User-controlled diary input is inserted into a prompt that is passed to a subprocess with `shell=True`, which unnecessarily exposes the command to shell parsing risk.
prompt = THINKING_PROMPT.format(user_input=user_input) subprocess.run(["opencode", "run", "--model", "opencode/minimax-m2.5-free", prompt], ..., shell=True)
Use `shell=False`, pass the prompt via stdin or a safely quoted argument, and validate inputs before invoking external commands.
Private diary details may be stored in long-term memory and later reused or synchronized beyond the immediate diary task.
The script can write the full diary content into a long-term memory path, rather than clearly limiting storage to extracted insights or providing retention controls.
MEMORY_PATH = Path("D:/ObsidianVault/ChuQuan/memory")
...
memory_file.write_text(content, encoding='utf-8')Store only user-approved summaries, make the memory path configurable, document retention behavior, and provide an easy way to disable memory writes.
Diary content may leave the local environment for model analysis, depending on the OpenCode configuration.
The thinking-model analysis sends the diary-derived prompt to OpenCode/model tooling.

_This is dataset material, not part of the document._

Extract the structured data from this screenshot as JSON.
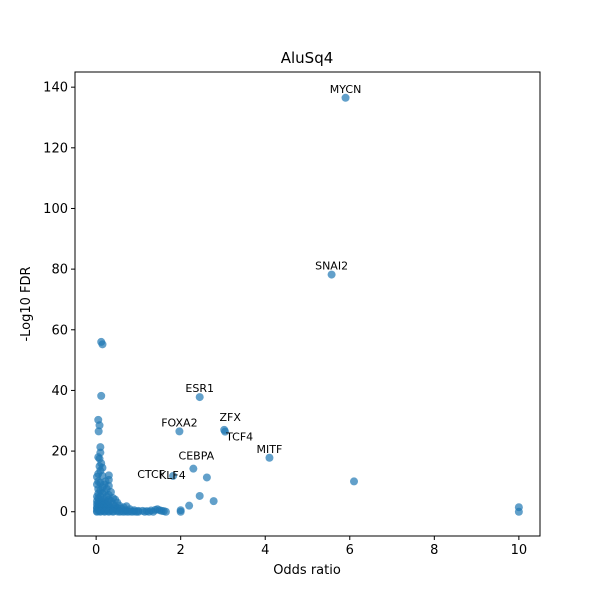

This is disclosed and purpose-aligned, but diary entries can be sensitive.
["opencode", "run", "--model", "opencode/minimax-m2.5-free", prompt]
Review OpenCode's privacy and account settings before using this with sensitive diary entries, and consider a local-only analysis option.
If enabled, the skill may run every night and perform diary, memory, and Git actions without a fresh manual launch.
The skill documents a persistent nightly cron trigger. This is central to the stated habit-reminder purpose, but it means the workflow can run repeatedly in the background once configured.
- schedule: "0 23 * * *" command: "python scripts/diary_force.py auto"
Enable the cron schedule only if you want automatic nightly operation, and remove or disable the cron entry to stop it.
Users may not realize they need extra tools installed, and behavior may vary based on the locally installed OpenCode and Git configuration.
The documentation depends on external local tools, including the latest OpenCode CLI, while the registry metadata lists no required binaries or install spec.
Python | 3.10+ | 运行环境 Git | 任意 | 版本控制 OpenCode CLI | 最新 | 思维模型分析
Declare required binaries in metadata, pin or document supported tool versions, and install only from trusted sources.